Bu iyilik dünyada olmazsa da mutlaka ahrette karşınıza çıkacaktır

İyilik yapayım derken yarasaların gözüne de ışık tutma

Doğru söyleyeni dokuz köyden kovarlar: Bizim atalarımız inancımıza ters düşecek söz söylemez.

Bu söz insanları yalancılığa ve ikiyüzlülüğe sevk eder.

Oysa yalan inancımızda büyük günahlardan sayılır. Yalan söylemenin caiz olduğu dört yer vardır onu da merak edenler araştırıp öğrensinler.

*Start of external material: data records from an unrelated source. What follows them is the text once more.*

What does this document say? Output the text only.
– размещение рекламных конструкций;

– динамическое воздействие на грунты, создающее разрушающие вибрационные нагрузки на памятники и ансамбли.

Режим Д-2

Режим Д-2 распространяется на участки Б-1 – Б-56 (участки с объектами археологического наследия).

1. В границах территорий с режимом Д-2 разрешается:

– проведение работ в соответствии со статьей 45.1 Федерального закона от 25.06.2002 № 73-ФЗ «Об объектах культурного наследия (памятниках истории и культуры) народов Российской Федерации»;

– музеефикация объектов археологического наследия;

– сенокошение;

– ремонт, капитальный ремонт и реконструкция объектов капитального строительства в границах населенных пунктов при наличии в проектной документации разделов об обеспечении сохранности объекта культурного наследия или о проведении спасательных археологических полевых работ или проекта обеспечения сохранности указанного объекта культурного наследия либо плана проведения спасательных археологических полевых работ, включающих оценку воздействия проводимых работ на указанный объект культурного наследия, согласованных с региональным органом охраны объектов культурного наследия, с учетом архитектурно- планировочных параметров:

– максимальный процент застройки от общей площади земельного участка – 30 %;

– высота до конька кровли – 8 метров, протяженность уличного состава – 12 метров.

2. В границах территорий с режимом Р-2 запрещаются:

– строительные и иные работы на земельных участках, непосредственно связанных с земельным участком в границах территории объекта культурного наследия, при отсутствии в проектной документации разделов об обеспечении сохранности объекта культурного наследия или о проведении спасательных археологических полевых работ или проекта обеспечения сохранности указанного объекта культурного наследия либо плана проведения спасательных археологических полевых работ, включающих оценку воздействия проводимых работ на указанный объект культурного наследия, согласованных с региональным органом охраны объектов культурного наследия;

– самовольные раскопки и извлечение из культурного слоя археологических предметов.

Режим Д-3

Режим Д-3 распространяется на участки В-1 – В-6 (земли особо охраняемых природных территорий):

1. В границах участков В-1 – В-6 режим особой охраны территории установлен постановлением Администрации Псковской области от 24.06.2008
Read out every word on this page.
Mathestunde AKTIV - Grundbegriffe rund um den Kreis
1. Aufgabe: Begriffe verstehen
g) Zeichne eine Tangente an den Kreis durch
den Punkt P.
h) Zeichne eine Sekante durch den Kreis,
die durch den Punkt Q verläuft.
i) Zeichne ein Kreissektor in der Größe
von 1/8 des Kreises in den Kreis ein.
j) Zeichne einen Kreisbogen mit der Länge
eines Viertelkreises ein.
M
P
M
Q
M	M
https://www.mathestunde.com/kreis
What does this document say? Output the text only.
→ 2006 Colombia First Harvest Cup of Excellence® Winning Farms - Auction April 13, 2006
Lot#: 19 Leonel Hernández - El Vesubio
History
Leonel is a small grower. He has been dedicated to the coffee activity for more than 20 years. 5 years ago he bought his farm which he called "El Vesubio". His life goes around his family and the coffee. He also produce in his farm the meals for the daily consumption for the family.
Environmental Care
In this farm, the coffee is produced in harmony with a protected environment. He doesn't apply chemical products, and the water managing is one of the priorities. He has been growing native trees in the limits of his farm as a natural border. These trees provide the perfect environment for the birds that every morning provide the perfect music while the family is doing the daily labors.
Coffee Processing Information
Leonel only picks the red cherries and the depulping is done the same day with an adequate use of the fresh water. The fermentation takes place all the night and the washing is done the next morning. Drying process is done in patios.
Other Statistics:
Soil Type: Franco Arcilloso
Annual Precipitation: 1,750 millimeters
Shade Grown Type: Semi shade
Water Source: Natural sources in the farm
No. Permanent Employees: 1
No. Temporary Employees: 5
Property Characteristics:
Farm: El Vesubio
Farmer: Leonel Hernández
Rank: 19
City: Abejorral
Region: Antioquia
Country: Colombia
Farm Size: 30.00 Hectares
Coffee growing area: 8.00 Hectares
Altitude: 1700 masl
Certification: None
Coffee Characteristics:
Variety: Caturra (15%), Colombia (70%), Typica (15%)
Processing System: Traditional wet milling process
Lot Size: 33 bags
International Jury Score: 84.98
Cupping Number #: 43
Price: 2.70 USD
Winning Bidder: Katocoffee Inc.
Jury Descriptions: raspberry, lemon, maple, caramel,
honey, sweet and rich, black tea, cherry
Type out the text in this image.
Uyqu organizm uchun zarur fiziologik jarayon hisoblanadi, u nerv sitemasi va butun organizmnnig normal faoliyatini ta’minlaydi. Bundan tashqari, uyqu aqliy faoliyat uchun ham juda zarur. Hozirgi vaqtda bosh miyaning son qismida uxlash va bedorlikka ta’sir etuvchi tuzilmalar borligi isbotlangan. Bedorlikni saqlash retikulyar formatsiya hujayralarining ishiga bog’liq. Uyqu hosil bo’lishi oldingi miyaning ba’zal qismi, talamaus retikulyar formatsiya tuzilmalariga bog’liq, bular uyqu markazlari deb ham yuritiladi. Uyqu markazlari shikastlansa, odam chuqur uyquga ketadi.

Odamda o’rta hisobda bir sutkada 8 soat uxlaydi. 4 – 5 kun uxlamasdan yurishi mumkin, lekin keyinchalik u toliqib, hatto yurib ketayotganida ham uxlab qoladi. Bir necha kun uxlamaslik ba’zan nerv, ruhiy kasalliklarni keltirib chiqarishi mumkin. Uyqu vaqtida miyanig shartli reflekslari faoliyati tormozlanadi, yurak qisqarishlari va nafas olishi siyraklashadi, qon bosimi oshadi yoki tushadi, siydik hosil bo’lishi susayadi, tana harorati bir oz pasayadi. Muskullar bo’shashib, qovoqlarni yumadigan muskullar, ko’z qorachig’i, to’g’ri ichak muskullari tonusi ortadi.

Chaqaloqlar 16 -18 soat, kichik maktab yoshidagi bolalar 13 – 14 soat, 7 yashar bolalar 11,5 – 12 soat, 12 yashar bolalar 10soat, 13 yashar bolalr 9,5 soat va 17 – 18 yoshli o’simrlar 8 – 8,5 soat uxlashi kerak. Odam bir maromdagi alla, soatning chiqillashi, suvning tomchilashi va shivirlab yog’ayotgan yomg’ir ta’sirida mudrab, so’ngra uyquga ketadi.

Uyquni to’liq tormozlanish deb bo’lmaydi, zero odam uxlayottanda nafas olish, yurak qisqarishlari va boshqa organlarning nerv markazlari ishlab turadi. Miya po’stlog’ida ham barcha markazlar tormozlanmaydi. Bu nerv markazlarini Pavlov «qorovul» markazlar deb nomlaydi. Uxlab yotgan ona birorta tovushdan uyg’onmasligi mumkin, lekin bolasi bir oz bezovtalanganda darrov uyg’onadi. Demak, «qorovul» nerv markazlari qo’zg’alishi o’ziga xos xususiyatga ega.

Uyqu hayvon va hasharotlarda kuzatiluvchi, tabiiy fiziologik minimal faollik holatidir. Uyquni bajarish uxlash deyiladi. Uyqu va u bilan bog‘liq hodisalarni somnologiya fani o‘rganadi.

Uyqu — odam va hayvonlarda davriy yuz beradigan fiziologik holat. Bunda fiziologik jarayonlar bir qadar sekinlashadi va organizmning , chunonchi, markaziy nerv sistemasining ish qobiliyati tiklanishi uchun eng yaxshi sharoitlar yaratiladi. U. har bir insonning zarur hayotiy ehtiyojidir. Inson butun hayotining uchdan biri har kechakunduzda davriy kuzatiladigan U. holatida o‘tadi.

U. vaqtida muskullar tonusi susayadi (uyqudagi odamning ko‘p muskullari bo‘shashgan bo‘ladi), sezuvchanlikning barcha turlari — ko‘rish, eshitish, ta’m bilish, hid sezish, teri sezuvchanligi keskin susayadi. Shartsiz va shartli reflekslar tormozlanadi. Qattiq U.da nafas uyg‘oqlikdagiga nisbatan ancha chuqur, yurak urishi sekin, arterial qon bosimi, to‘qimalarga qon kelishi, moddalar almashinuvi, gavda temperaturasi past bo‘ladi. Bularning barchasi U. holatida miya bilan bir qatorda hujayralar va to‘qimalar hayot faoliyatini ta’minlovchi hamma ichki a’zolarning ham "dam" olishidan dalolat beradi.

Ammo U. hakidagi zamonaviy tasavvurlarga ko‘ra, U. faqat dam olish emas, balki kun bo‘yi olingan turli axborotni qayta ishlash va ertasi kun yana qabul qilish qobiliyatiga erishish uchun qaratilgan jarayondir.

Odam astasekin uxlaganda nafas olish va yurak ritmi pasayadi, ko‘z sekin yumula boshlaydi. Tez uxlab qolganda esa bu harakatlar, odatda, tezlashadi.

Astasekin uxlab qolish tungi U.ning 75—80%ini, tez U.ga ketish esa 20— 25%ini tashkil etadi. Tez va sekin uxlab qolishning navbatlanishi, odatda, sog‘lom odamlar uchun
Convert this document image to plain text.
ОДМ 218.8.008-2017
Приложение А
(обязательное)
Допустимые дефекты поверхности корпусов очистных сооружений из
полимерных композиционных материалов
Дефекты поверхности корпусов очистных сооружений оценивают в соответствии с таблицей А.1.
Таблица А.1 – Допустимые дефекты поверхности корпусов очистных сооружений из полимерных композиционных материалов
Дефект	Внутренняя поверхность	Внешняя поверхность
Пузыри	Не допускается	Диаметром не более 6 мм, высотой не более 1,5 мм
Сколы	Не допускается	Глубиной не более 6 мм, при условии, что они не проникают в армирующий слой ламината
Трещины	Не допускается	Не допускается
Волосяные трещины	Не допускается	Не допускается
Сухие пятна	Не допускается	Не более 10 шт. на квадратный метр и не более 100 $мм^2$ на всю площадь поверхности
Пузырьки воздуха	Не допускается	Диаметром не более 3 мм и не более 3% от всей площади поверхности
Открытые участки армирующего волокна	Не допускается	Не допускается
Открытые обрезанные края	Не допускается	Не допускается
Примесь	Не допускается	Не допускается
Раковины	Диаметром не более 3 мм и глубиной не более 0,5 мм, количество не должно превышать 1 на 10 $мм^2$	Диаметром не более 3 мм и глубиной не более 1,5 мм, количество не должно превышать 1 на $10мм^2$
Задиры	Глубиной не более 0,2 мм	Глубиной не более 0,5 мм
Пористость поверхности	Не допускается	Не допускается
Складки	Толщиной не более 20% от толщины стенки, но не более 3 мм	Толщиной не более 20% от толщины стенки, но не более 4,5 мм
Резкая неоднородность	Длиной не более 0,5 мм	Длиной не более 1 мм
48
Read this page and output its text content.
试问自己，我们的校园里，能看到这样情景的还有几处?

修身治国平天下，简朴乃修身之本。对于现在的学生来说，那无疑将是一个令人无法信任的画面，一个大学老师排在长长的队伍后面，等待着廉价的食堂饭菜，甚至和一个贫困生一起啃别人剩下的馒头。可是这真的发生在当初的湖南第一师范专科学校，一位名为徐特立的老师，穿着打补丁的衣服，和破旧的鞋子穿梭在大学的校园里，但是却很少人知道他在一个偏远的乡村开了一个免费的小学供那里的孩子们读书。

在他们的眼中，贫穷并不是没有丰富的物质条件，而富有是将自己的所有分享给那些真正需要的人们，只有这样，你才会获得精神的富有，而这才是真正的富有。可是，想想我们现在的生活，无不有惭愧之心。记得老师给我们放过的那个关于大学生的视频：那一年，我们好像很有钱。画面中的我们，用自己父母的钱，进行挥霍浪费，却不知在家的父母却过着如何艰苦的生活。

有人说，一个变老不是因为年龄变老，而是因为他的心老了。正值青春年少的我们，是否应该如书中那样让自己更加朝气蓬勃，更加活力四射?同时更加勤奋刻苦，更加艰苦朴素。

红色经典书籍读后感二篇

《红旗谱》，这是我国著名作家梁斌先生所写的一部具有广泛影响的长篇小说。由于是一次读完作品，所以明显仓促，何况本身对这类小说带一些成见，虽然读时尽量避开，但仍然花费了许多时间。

Unutmamak gerekir ki yalancının mumu yatsıya kadar yanar çoğu zaman akşam olmadan da söner.

Allah cc yalan ve yalancılardan tüm insanlığı muhafaza etsin.

Burada tüm yanlışları yazma imkânımız yok.

Şunu bilmek gerekir ki inancımıza kültürümüze örf ve adetlerimize uymayan sözler bize ve bizim atalarımıza ait değildir.

Bunlar misyonerler aracılığıyla içimize sokulan değerlerimizi yozlaştırmaya yönelik kıymeti harbiyesi olmayan sözlerdir.